All agree that the surgery itself wasn’t even the most difficult part of treatment. “The most complex part about this case was all the coordination between the heart failure doctors, cardiac surgeons, intensivists, nurses, LVAD coordinators, preoperative coordinators and postoperative coordinators,” Praeger explains. “That team effort was the most impressive achievement, in my opinion. Knowing we had a comprehensive cardiovascular team was part of the reason we took on such a high-risk operation in the first place, because we had faith in our team’s expertise.”
Lee agrees. “I think the most important thing is that the team together made treatment decisions quickly. The surgery went smoothly. He did not bleed postoperatively. His postoperative course was very smooth, which made a big difference. We were able to anticoagulate him very quickly.”
Post-surgery, the patient, while still ill, was on the path to healing, including regaining organ function. “He recovered very quickly in the days after the operation,” Vaidya says. “He got started on continuous dialysis, and within 24-48 hours, he started producing urine and was off dialysis. His liver and kidneys also improved. He spent a couple of weeks in the hospital for rehabilitation to get stronger ad then went home relatively quickly. Since he’s been at home, he’s been doing really well. He’s already come to clinic several times.”
A pulmonary artery sensor was also implanted in the patient to allow the team to remotely monitor pressure in his lungs.
“Fortunately, this smooth post-op course — getting him up, getting him better, recovering all his organs so quickly and getting him home — will give him the best chance of moving forward and hopefully to transplant,” Lee says.
Without the quick actions and expertise of the many cardiovascular specialists at Keck Medicine, this patient would likely have died, the physicians say.
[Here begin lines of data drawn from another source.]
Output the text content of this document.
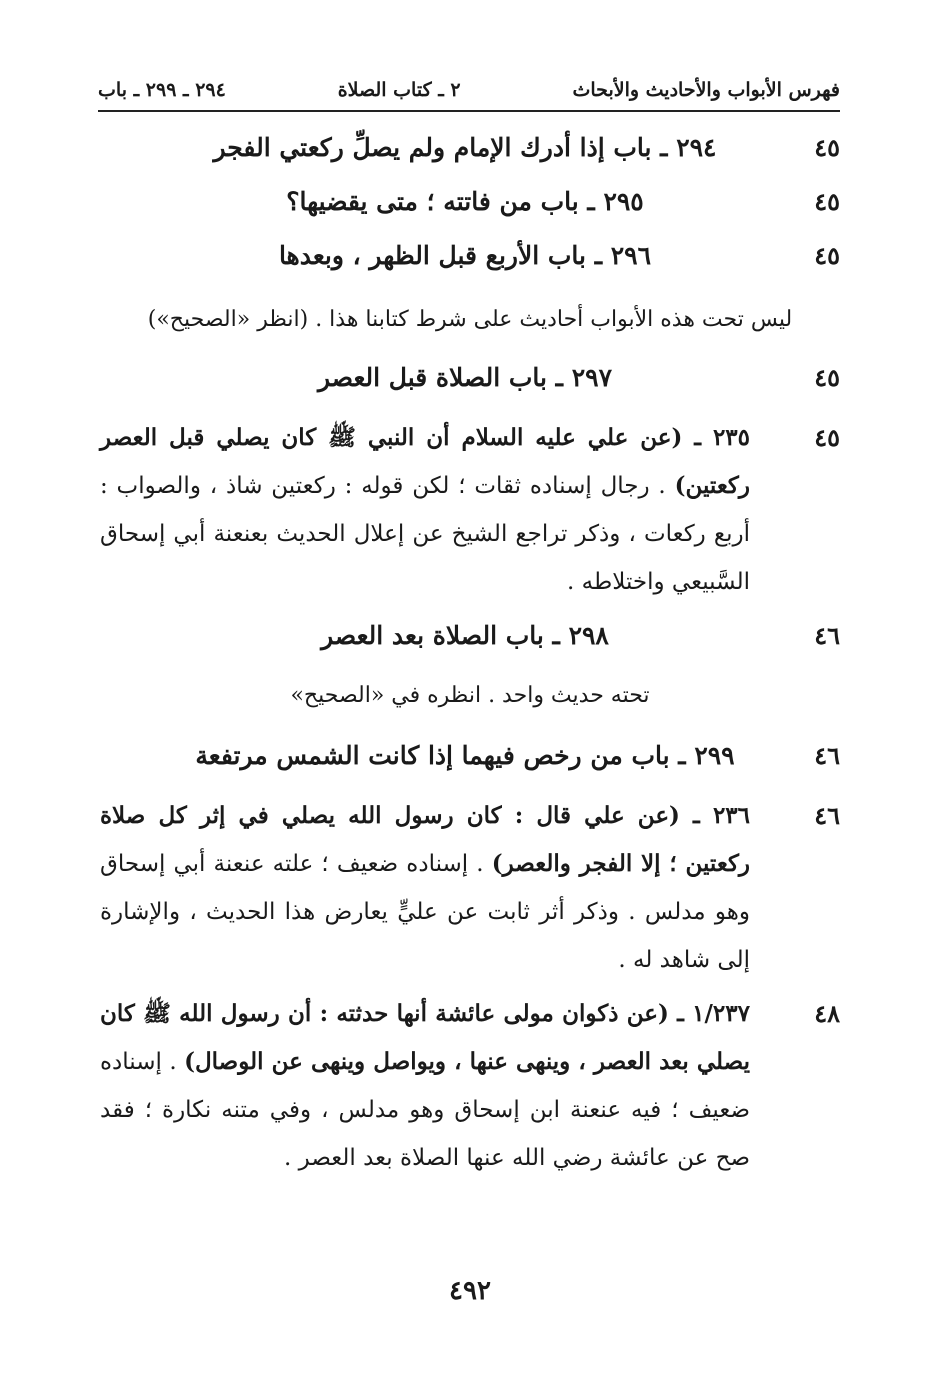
فهرس الأبواب والأحاديث والأبحاث
٢ ـ كتاب الصلاة
٢٩٤ ـ ٢٩٩ ـ باب
٤٥
٢٩٤ ـ باب إذا أدرك الإمام ولم يصلِّ ركعتي الفجر
٤٥
٢٩٥ ـ باب من فاتته ؛ متى يقضيها؟
٤٥
٢٩٦ ـ باب الأربع قبل الظهر ، وبعدها
ليس تحت هذه الأبواب أحاديث على شرط كتابنا هذا . (انظر «الصحيح»)
٤٥
٢٩٧ ـ باب الصلاة قبل العصر
٤٥
٢٣٥ ـ (عن علي عليه السلام أن النبي ﷺ كان يصلي قبل العصر ركعتين) . رجال إسناده ثقات ؛ لكن قوله : ركعتين شاذ ، والصواب : أربع ركعات ، وذكر تراجع الشيخ عن إعلال الحديث بعنعنة أبي إسحاق السَّبيعي واختلاطه .
٤٦
٢٩٨ ـ باب الصلاة بعد العصر
تحته حديث واحد . انظره في «الصحيح»
٤٦
٢٩٩ ـ باب من رخص فيهما إذا كانت الشمس مرتفعة
٤٦
٢٣٦ ـ (عن علي قال : كان رسول الله يصلي في إثر كل صلاة ركعتين ؛ إلا الفجر والعصر) . إسناده ضعيف ؛ علته عنعنة أبي إسحاق وهو مدلس . وذكر أثر ثابت عن عليٍّ يعارض هذا الحديث ، والإشارة إلى شاهد له .
٤٨
١/٢٣٧ ـ (عن ذكوان مولى عائشة أنها حدثته : أن رسول الله ﷺ كان يصلي بعد العصر ، وينهى عنها ، ويواصل وينهى عن الوصال) . إسناده ضعيف ؛ فيه عنعنة ابن إسحاق وهو مدلس ، وفي متنه نكارة ؛ فقد صح عن عائشة رضي الله عنها الصلاة بعد العصر .
٤٩٢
“If the patient hadn’t received this procedure, if we had done nothing, he would have certainly died,” Vaidya says. “Ultimately, given the lack of options and his and our desire to get him out of the hospital, we quickly settled on doing something that has never been done in Los Angeles and that gives him a shot at life.”
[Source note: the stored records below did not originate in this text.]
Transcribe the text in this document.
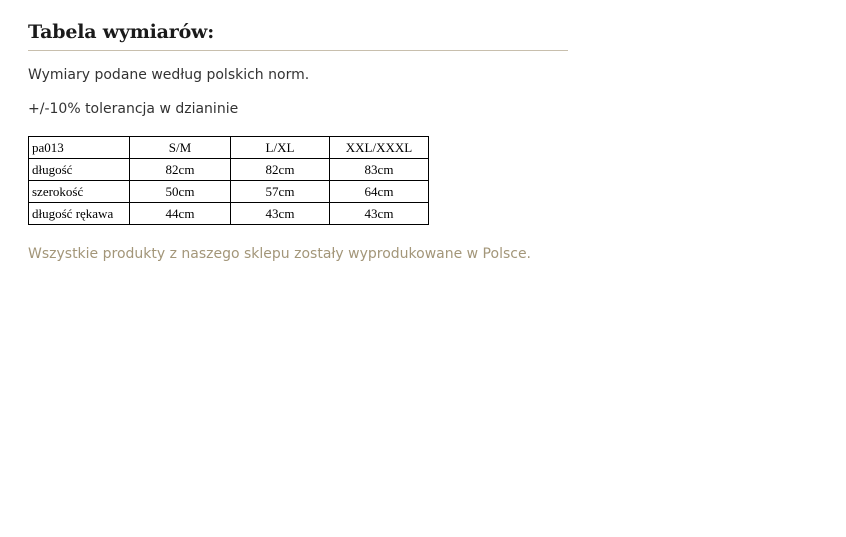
Tabela wymiarów:

Wymiary podane według polskich norm.

+/-10% tolerancja w dzianinie

pa013	S/M	L/XL	XXL/XXXL
długość	82cm	82cm	83cm
szerokość	50cm	57cm	64cm
długość rękawa	44cm	43cm	43cm

Wszystkie produkty z naszego sklepu zostały wyprodukowane w Polsce.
The patient continues getting stronger each week, the physicians report. “The long-term plan for him is likely a heart transplant,” Vaidya says. Within a year or two on the LVADs, the team hopes he is deemed cancer free and can tolerate immunosuppression for a heart transplant.
“Once he recovers from this, gets stronger, allows his chest and his sternum to heal and then is ultimately restaged for cancer — getting imaging tests and a workup by his oncologist to see where his cancer is — he will then start a workup for a heart transplant again,” Vaidya says. “Until then, this is a meaningful time during which he gets to be at home with his family.”
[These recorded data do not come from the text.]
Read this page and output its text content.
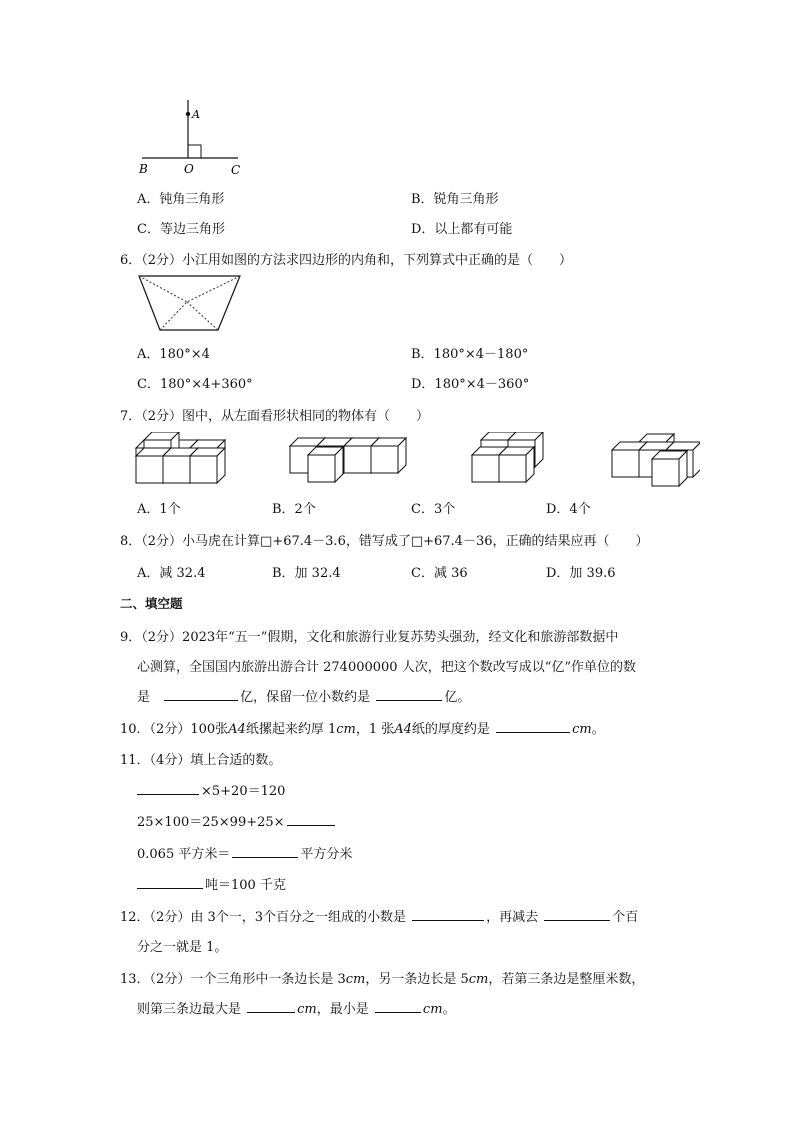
A
B	O	C
A．钝角三角形	B．锐角三角形
C．等边三角形	D．以上都有可能
6．（2分）小江用如图的方法求四边形的内角和，下列算式中正确的是（　　）
A．180°×4	B．180°×4－180°
C．180°×4+360°	D．180°×4－360°
7．（2分）图中，从左面看形状相同的物体有（　　）
A．1个	B．2个	C．3个	D．4个
8．（2分）小马虎在计算□+67.4－3.6，错写成了□+67.4－36，正确的结果应再（　　）
A．减 32.4	B．加 32.4	C．减 36	D．加 39.6
二、填空题
9．（2分）2023年“五一”假期，文化和旅游行业复苏势头强劲，经文化和旅游部数据中
心测算，全国国内旅游出游合计 274000000 人次，把这个数改写成以“亿”作单位的数
是	亿，保留一位小数约是	亿。
10．（2分）100张A4纸摞起来约厚 1cm，1 张A4纸的厚度约是	cm。
11．（4分）填上合适的数。
×5+20＝120
25×100＝25×99+25×
0.065 平方米＝	平方分米
吨＝100 千克
12．（2分）由 3个一，3个百分之一组成的小数是	，再减去	个百
分之一就是 1。
13．（2分）一个三角形中一条边长是 3cm，另一条边长是 5cm，若第三条边是整厘米数，
则第三条边最大是	cm，最小是	cm。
The main takeaway of this case for physicians, especially when it comes to patients with complex conditions, is to get patients to an advanced cardiovascular center for assessment as quickly as possible, Lee says. The physicians in this case credit heart failure and transplant cardiologist Aaron M. Wolfson, MD, of the USC Cardiac and Vascular Institute, whom the patient knew, for helping get the patient rapidly transferred to Keck Hospital at the start.
“Because this patient came to our center promptly, our entire specialty team was there to make the best treatment decisions possible and to pivot — especially whenever he began declining quickly,” Lee says. “If he had been at a different hospital, I would not have had Dr. Vaidya, Dr. Praeger, Dr. Dillon, Dr. Escallier and all the other cardiovascular specialists to work with. Everyone here understands how to take care of very complex, very sick patients, and that’s why this patient was able to have such a smooth post-op course.”
Praeger agrees. “The surgery sometimes outshines the fact that early diagnosis and getting into an advanced center early is just as important as the surgery itself.”